Refuser le « Grand débat », continuer le combat, préparer la grève du 5 fevrier

Cela fait plus de deux mois que le mouvement des gilets jaunes percute la situation politique et sociale et rend crédible la possibilité de gagner contre Macron. Le « Grand débat », ou plutôt le Grand blabla, ne répondra pas aux attentes des classes populaires, et le « président des patrons » s’entête à appliquer son programme. Face à nos revendications sur les salaires et la justice fiscale, sa seule réponse est la répression brutale.

 

Leurs blabla, nos débats pour construire la mobilisation

Les médias ont beau diffuser des images de Macron en bras de chemises, le gouvernement n’est pas crédible. Le débat est complètement manipulé : zones en état d’urgence policière pour « protéger » la réunion, interventions des maires triées sur le volet par les préfets… Et lorsque les Gilets jaunes veulent intervenir, il leur faut entrer en force, comme cela a été le cas vendredi 18 janvier à Besançon lors d’une réunion organisée par le député LREM…

Le vrai débat se mène dans la mobilisation : sur les ronds-points, dans les manifs, et dans les assemblées générales. À l’ordre du jour, la stratégie du mouvement. L’idée du nécessaire élargissement fait son chemin avec un grand nombre de syndicalistes qui y participent, des rassemblements devant certaines entreprises pour obtenir des augmentations de salaires, des enseignantEs « Stylos rouges », et/ou des AG cherchant à impulser des luttes dans leurs secteurs...

 

En grève pour bloquer le pays

L’idée du blocage est dans la tête des Gilets jaunes depuis le début : ronds-points, péages, raffineries... C’est bien en touchant à l’économie que l’on peut construire un rapport de forces. Le mardi 5 février, la CGT appelle à la grève dans tous les secteurs professionnels. Beaucoup de gilets jaunes prennent positivement cet appel et proposent de commencer ce jour-là une grève générale reconductible. Dès maintenant, nous devons tou·te·s, gilets jaunes, syndicalistes, salariéEs, discuter de cette perspective sur nos lieux de travail.
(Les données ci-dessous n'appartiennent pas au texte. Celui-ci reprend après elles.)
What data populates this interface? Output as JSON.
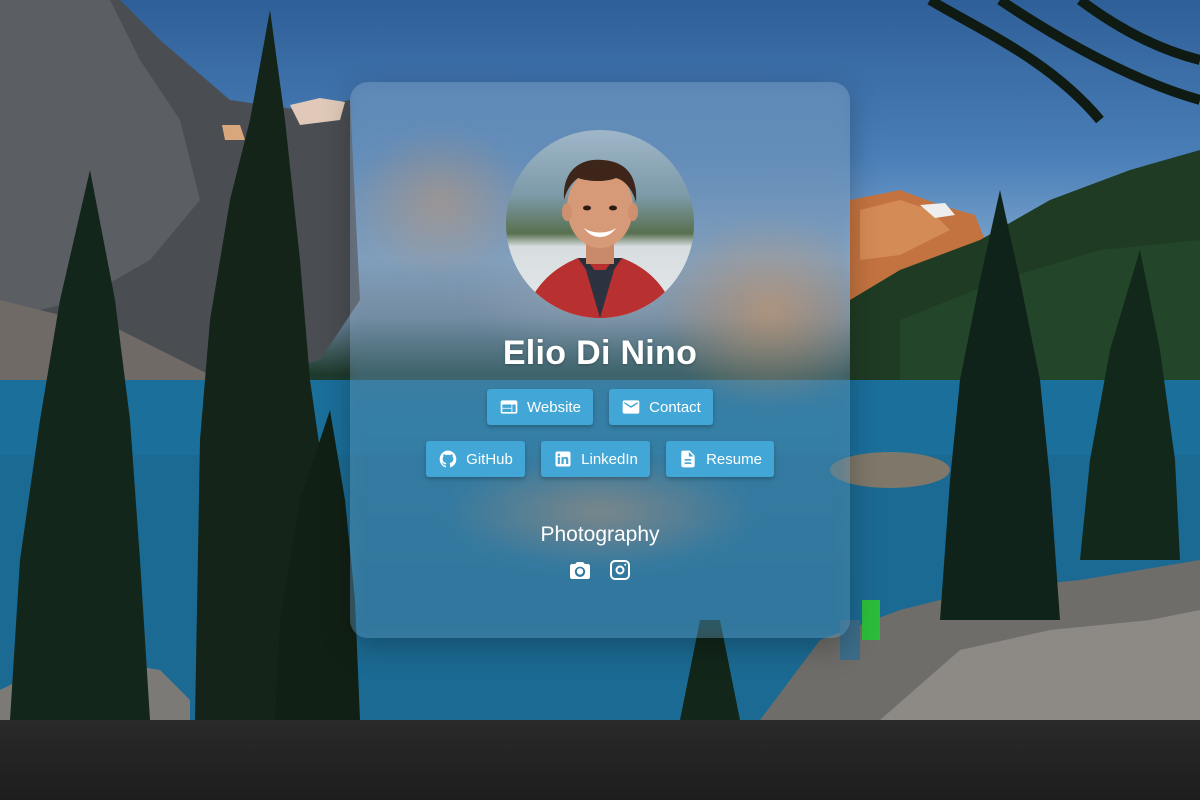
{
  "profile": {
    "name": "Elio Di Nino"
  },
  "buttons": [
    {
      "label": "Website",
      "icon": "web-icon"
    },
    {
      "label": "Contact",
      "icon": "mail-icon"
    },
    {
      "label": "GitHub",
      "icon": "github-icon"
    },
    {
      "label": "LinkedIn",
      "icon": "linkedin-icon"
    },
    {
      "label": "Resume",
      "icon": "document-icon"
    }
  ],
  "photography": {
    "title": "Photography",
    "links": [
      {
        "icon": "camera-icon"
      },
      {
        "icon": "instagram-icon"
      }
    ]
  },
  "colors": {
    "button": "#42a6d6",
    "text": "#ffffff"
  }
}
Le problème des revenus - salaires, pensions et allocations - est la question clé de la mobilisation : gagner une augmentation de 300 euros pour tou·te·s, le SMIC à 1800 euros net, l’indexation des revenus sur les prix… C’est la meilleure façon d’augmenter le pouvoir d’achat et d’unifier l’ensemble du monde du travail.

 

Dégager Macron et son monde

Les Gilets jaunes font souffler un vent de contestation et montrent, semaine après semaine, leur détermination et leur capacité à affronter ce gouvernement : dans la rue mais aussi sur le terrain politique en refusant les cadres institutionnels de « débats » dans lesquels ce pouvoir cherche à les engluer.

Nous n’en pouvons plus de ce système capitaliste qui fait que 26 personnes détiennent autant de richesses que la moitié de l’humanité ! Et cette année encore, 40 milliards d’euros de CICE de cadeaux fiscaux sont donnés aux grandes entreprises. De l’argent, il y en a pour mettre en place des mesures d’urgence pour la population : pour les salaires, le développement des services publics (par l’embauche d’un million de fonctionnaires). Il faut supprimer le CICE, rétablir l’ISF… et en finir avec Macron et son système.